Simultaneous localization and mapping (SLAM) are essential in numerous robotics applications, such as autonomous navigation. Traditional SLAM approaches infer the metric state of the robot along with a metric map of the environment. While existing algorithms exhibit good results, they are still sensitive to measurement noise, sensor quality, and data association and are still computationally expensive. Alternatively, some navigation and mapping missions can be achieved using only qualitative geometric information, an approach known as qualitative spatial reasoning (QSR). We contribute a novel probabilistic qualitative localization and mapping approach in this work. We infer both the qualitative map and the qualitative state of the camera poses (localization). For the first time, we also incorporate qualitative probabilistic constraints between camera poses (motion model), improving computation time and performance.
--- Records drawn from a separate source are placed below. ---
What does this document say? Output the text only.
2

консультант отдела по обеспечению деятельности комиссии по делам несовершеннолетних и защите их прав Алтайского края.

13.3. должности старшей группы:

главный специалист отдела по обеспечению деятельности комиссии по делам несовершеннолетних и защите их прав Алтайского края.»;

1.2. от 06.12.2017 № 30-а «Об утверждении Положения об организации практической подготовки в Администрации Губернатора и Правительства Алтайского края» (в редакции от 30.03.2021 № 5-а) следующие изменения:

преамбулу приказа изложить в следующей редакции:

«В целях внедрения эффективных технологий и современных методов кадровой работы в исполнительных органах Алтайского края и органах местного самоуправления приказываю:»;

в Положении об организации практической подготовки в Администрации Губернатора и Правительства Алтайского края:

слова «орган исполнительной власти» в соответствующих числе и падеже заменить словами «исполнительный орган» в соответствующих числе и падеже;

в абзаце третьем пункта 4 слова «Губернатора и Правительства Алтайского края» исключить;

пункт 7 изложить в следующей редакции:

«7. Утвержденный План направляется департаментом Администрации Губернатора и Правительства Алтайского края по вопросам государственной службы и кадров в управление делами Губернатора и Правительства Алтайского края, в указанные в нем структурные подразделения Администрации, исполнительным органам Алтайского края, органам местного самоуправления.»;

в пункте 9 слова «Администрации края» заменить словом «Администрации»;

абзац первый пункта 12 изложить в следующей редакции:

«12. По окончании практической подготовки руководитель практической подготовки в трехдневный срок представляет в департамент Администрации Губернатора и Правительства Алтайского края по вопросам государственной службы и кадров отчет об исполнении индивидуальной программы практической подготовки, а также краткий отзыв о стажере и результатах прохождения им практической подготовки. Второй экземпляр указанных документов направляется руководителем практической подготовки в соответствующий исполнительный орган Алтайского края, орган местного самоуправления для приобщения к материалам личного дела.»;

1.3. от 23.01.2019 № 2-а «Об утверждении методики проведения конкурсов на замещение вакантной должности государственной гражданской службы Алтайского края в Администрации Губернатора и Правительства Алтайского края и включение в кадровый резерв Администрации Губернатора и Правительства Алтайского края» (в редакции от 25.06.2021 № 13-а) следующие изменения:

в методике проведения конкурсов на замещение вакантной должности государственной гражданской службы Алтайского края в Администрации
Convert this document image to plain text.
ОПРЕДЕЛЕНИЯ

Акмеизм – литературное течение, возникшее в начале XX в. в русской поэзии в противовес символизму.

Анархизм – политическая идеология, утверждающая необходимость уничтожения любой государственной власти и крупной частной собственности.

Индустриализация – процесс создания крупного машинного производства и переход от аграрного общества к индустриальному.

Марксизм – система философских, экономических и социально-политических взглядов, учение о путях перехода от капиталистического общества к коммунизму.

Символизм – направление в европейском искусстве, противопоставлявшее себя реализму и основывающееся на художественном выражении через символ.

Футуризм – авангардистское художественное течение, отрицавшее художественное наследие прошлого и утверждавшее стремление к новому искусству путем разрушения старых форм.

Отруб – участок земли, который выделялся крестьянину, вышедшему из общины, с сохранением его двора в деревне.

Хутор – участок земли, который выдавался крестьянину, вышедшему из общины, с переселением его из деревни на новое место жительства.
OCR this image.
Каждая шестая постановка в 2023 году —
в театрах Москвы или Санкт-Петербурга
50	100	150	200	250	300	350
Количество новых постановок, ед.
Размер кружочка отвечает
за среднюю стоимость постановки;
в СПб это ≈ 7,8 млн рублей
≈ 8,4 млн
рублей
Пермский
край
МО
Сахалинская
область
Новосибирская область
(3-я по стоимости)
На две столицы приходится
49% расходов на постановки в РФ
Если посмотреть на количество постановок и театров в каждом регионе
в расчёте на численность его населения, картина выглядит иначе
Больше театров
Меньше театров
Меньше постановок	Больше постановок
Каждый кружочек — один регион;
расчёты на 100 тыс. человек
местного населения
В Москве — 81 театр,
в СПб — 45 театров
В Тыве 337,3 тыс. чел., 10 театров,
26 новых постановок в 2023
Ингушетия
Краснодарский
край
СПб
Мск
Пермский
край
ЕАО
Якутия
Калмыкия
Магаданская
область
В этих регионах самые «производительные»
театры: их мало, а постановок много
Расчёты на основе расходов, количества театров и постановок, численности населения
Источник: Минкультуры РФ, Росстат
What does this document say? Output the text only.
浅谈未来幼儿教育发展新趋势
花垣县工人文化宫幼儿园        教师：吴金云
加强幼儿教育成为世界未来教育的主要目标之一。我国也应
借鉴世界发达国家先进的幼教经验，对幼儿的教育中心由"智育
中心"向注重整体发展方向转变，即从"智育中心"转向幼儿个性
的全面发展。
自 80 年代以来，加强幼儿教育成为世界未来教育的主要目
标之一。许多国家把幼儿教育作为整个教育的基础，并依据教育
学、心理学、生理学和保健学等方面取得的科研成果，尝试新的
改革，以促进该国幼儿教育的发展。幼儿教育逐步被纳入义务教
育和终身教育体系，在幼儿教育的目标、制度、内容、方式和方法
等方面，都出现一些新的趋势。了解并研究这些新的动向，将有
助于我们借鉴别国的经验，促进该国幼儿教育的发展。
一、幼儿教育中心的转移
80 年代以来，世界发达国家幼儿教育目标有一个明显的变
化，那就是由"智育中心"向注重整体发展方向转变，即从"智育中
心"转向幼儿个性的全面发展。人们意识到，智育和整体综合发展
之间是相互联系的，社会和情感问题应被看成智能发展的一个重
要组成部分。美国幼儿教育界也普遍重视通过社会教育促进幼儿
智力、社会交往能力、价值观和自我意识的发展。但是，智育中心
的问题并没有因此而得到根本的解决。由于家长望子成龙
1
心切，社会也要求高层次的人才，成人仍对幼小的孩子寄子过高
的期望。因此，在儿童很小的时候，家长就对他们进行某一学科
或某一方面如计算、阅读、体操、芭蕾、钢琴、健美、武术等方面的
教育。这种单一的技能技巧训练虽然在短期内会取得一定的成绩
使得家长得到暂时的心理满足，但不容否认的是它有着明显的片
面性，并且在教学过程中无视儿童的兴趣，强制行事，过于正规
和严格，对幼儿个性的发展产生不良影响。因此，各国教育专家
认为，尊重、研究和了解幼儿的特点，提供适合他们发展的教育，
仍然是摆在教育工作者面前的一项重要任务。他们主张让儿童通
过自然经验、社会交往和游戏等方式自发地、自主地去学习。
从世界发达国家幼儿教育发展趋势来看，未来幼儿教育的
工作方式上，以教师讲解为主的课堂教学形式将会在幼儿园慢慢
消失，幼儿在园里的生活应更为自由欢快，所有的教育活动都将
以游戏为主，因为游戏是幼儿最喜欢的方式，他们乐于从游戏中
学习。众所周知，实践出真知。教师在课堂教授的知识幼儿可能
Furthermore, we take advantage of qualitative inference properties to achieve very fast approximated algorithms with good performance. In addition, we show how to propagate probabilistic information between nodes in the qualitative map, which improves estimation performance and enables inference of unseen map nodes - an important building block for qualitative active planning. We also conduct a study that shows how well we can estimate unseen nodes. Our method particularly appeals to scenarios with few salient landmarks and low-quality sensors. We evaluate our approach in simulation and on a real-world dataset and show its superior performance and low complexity compared to the state-of-the-art. Our analysis also indicates good prospects for using qualitative navigation and planning in real-world scenarios.